WOW! sells five service areas in two separate transactionsWednesday, June 30th, 2021
WOW! to Sell Five Service Areas in Two Separate Transactions Totaling $1.8 Billion
- Transactions collectively reflect an implied multiple of 11.0x Adjusted EBITDA for the service areas divested
- Service area sales enable WOW! to reduce debt and to further pursue Edge-outs and greenfield and commercial opportunities as part of its broadband-first strategy
ENGLEWOOD, Colo. — WOW! Internet, Cable & Phone (NYSE: WOW), one of the nation’s leading broadband providers, today announced that it has entered into two separate definitive agreements to sell its Cleveland and Columbus, Ohio, service areas and its Chicago, Evansville, Indiana, and Anne Arundel, Maryland, service areas for $1.125 billion and $661 million, respectively. Total transaction gross proceeds will be approximately $1.786 billion. Atlantic Broadband, a U.S. cable operator and subsidiary of Cogeco Communications Inc. (TSE: CCA) (“Cogeco”), has agreed to acquire the Cleveland and Columbus markets in one transaction while in a separate transaction, Astound Broadband (dba RCN, Grande Communications and Wave Broadband) has agreed to acquire WOW!’s Chicago, Evansville and Anne Arundel service areas.
“We are pleased to reach these two agreements as WOW! takes a significant step toward accelerating our broadband-first growth strategy at a pivotal time in our industry,” said WOW! CEO Teresa Elder. “The substantial proceeds from these transactions reflect the attractiveness of our assets and the clear opportunity to expand our position as a trusted provider of reliable, accessible and fast broadband solutions. The divestiture of these markets will enable us to reduce our debt as we continue to execute our broadband-first strategy, including pursuing our Edge-out and greenfield strategies and expanding our commercial services.”
Ms. Elder continued: “With Atlantic Broadband and Astound Broadband, WOW! has found good stewards for our operations across these service areas and both share our employee- and customer-centric culture and values. They also have the resources and steadfast commitment to providing customers with the same great quality of service our customers in Illinois, Indiana, Maryland and Ohio have come to expect from WOW!.”
Upon closing, WOW!’s leverage ratio will be 2.5x, representing a significant reduction from the Company’s leverage ratio of 5.0x as of March 31, 2021 driven by lower net debt.

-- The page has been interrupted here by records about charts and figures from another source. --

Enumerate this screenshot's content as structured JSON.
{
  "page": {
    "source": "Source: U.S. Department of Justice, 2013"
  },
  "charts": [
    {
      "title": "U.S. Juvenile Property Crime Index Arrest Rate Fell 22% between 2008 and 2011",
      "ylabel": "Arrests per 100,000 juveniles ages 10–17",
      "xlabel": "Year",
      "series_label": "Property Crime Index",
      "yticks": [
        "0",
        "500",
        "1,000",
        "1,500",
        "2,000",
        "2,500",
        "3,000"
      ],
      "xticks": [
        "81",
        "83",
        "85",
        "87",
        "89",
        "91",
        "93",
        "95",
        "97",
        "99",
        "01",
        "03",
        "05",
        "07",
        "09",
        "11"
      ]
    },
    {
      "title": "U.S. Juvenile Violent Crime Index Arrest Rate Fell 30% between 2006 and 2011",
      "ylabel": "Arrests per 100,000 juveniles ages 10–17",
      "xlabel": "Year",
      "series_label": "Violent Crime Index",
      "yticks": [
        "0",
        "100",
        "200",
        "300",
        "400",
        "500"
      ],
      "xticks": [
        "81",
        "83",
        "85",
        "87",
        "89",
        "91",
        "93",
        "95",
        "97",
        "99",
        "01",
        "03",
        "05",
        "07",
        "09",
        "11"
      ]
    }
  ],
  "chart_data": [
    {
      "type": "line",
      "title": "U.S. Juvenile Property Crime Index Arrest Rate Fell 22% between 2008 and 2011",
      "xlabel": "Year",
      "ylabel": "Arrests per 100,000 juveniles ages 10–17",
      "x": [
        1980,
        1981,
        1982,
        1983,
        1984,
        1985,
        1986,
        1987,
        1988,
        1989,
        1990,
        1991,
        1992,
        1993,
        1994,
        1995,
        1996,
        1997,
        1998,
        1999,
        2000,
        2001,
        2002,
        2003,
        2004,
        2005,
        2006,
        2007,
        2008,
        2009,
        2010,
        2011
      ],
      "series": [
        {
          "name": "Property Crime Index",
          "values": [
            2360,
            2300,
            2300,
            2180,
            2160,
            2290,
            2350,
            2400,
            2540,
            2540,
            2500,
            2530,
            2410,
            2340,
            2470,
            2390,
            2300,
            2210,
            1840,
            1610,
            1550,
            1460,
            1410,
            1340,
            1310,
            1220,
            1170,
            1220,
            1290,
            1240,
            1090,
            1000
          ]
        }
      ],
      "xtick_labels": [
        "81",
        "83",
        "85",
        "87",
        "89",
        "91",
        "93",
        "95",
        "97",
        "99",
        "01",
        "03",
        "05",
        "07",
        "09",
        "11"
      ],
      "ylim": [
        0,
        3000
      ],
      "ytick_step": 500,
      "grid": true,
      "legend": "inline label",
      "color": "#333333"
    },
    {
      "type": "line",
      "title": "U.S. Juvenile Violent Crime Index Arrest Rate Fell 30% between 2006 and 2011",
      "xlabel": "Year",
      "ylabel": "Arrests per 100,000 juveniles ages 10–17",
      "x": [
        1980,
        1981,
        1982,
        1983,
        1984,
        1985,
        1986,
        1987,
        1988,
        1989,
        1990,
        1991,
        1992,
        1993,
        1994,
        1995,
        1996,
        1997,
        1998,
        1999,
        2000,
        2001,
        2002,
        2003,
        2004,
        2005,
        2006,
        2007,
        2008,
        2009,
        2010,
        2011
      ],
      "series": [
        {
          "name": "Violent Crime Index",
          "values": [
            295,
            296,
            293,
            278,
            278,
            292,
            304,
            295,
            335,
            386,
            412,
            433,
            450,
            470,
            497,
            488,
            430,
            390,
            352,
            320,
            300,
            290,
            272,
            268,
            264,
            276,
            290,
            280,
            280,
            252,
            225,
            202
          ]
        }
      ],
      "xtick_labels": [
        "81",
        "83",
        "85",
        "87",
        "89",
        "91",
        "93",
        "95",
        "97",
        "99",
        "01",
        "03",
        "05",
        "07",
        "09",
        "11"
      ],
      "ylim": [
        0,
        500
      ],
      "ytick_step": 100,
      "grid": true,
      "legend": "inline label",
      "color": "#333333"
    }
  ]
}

As part of these transactions, WOW! has entered into Transition Services Agreements with both parties to support post-transaction continuity of service during a transition period.
The transactions are expected to close in the second half of the year and are subject to certain regulatory reviews and approvals and the satisfaction of other customary closing conditions.
WOW!’s Preliminary Profile Post-Transaction
Upon completion of the transactions, WOW! will continue to serve its customers in 14 service areas in Alabama, Florida, Georgia, Michigan, South Carolina, and Tennessee. On a pro forma basis as of March 31, 2021, the Company would have had approximately 532,000 total subscribers, and 506,000 high-speed data revenue generating units. WOW!’s total number of homes passed would have been 1.9 million with a subscriber penetration rate of 29%, up from 26% pre-sale. For the trailing 12-month period ended March 31, 2021, Adjusted EBITDA would have been $288 million1, with an Adjusted EBITDA margin of 39%. Total revenue would have been $731 million, up 1% from the same 12-month period a year-ago with respect to the remaining systems, with HSD revenue of $369 million, up 10% from the same period a year ago.